I'm trying to prove a result about differential equations and maximal solutions (for me, a maximal solution of a diferential equation is a solution that can not be extended beyond its domain, i.e., if $f:I\to\mathbb{R}$ is a maximal solution of certain ode then there's no other solution $g:I'\to\mathbb{R}$ such that $I\subseteq I'$ and $f(x)=g(x)$ for every $x\in I$). This is the exercise:
If $f:I\to \mathbb{R}^n$ is maximal solution of the differential equation $x'=s(x)$, then one of the next statements hold:
- $f$ is inyective.
- $I=\mathbb{R}$ and $f$ is constant.
- $I=\mathbb{R}$ and $f$ is periodic (non-constant).
I think the next is a natural procedure: first I assume $f$ is not injective and then i prove that $I=\mathbb{R}$. Finally i prove that if $f$ is not constant, it must be periodic.

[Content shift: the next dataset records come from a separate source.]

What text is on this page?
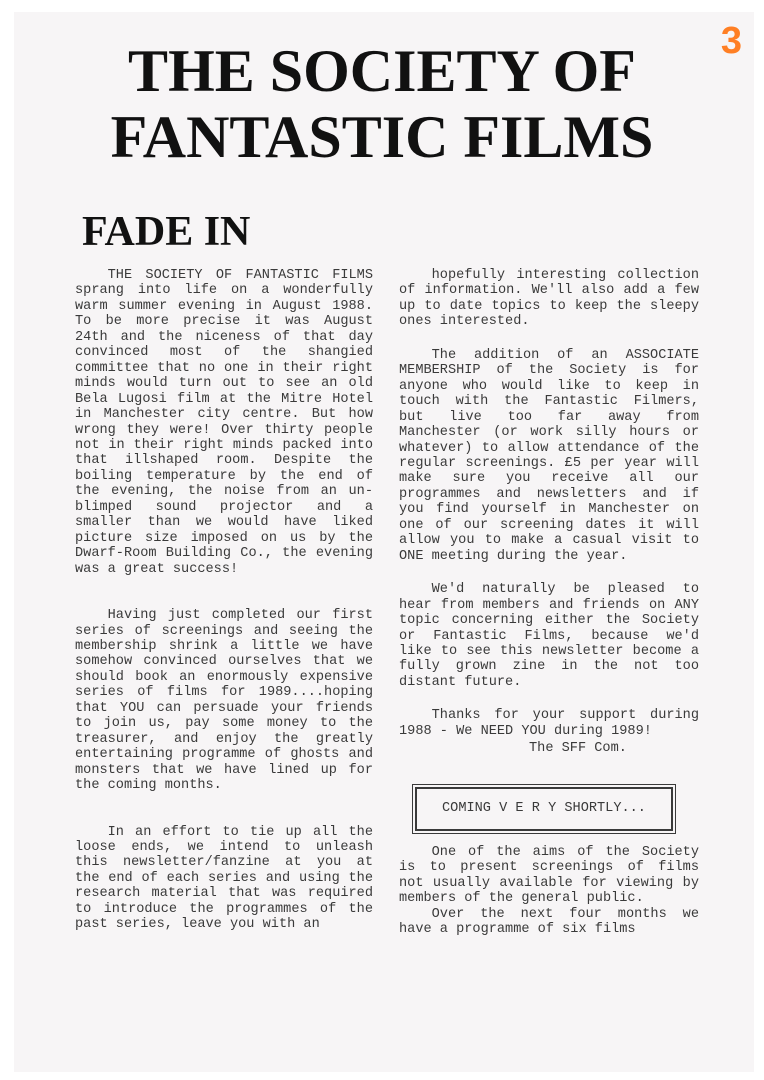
3
THE SOCIETY OF
FANTASTIC FILMS
FADE IN

THE SOCIETY OF FANTASTIC FILMS sprang into life on a wonderfully warm summer evening in August 1988. To be more precise it was August 24th and the niceness of that day convinced most of the shangied committee that no one in their right minds would turn out to see an old Bela Lugosi film at the Mitre Hotel in Manchester city centre. But how wrong they were! Over thirty people not in their right minds packed into that illshaped room. Despite the boiling temperature by the end of the evening, the noise from an un-blimped sound projector and a smaller than we would have liked picture size imposed on us by the Dwarf-Room Building Co., the evening was a great success!

Having just completed our first series of screenings and seeing the membership shrink a little we have somehow convinced ourselves that we should book an enormously expensive series of films for 1989....hoping that YOU can persuade your friends to join us, pay some money to the treasurer, and enjoy the greatly entertaining programme of ghosts and monsters that we have lined up for the coming months.

In an effort to tie up all the loose ends, we intend to unleash this newsletter/fanzine at you at the end of each series and using the research material that was required to introduce the programmes of the past series, leave you with an

hopefully interesting collection of information. We'll also add a few up to date topics to keep the sleepy ones interested.

The addition of an ASSOCIATE MEMBERSHIP of the Society is for anyone who would like to keep in touch with the Fantastic Filmers, but live too far away from Manchester (or work silly hours or whatever) to allow attendance of the regular screenings. £5 per year will make sure you receive all our programmes and newsletters and if you find yourself in Manchester on one of our screening dates it will allow you to make a casual visit to ONE meeting during the year.

We'd naturally be pleased to hear from members and friends on ANY topic concerning either the Society or Fantastic Films, because we'd like to see this newsletter become a fully grown zine in the not too distant future.

Thanks for your support during 1988 - We NEED YOU during 1989!

The SFF Com.

COMING V E R Y SHORTLY...

One of the aims of the Society is to present screenings of films not usually available for viewing by members of the general public.

Over the next four months we have a programme of six films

But then i get stuck without even beginning. Any hints about a good direction will be appreciated.
Suppose that 1. does not hold. Then there exist $x_1,x_2$ with $x_1<x_2$ in the domain of the solution such that $y(x_1)=y(x_2)$. Let $T=x_2-x_1$. Then $z(t)=y(x+T)$ is a solution and $z(x_1)=y(x_1+T)=y(x_2)=y(x_1)$. By uniqueness, $y$ and $z$ coincide. This means that either $y$ is constant or periodic of period $T$.
Note: the above uses uniqueness of solutions. The equation $y'=2\sqrt{|y|}$ has solutions of the form $$ y_a(x)=\begin{cases}0&x\le a\\(x-a)^2&x>a\end{cases} $$ for any $a>0$. They do not satisfy any of 1., 2., 3.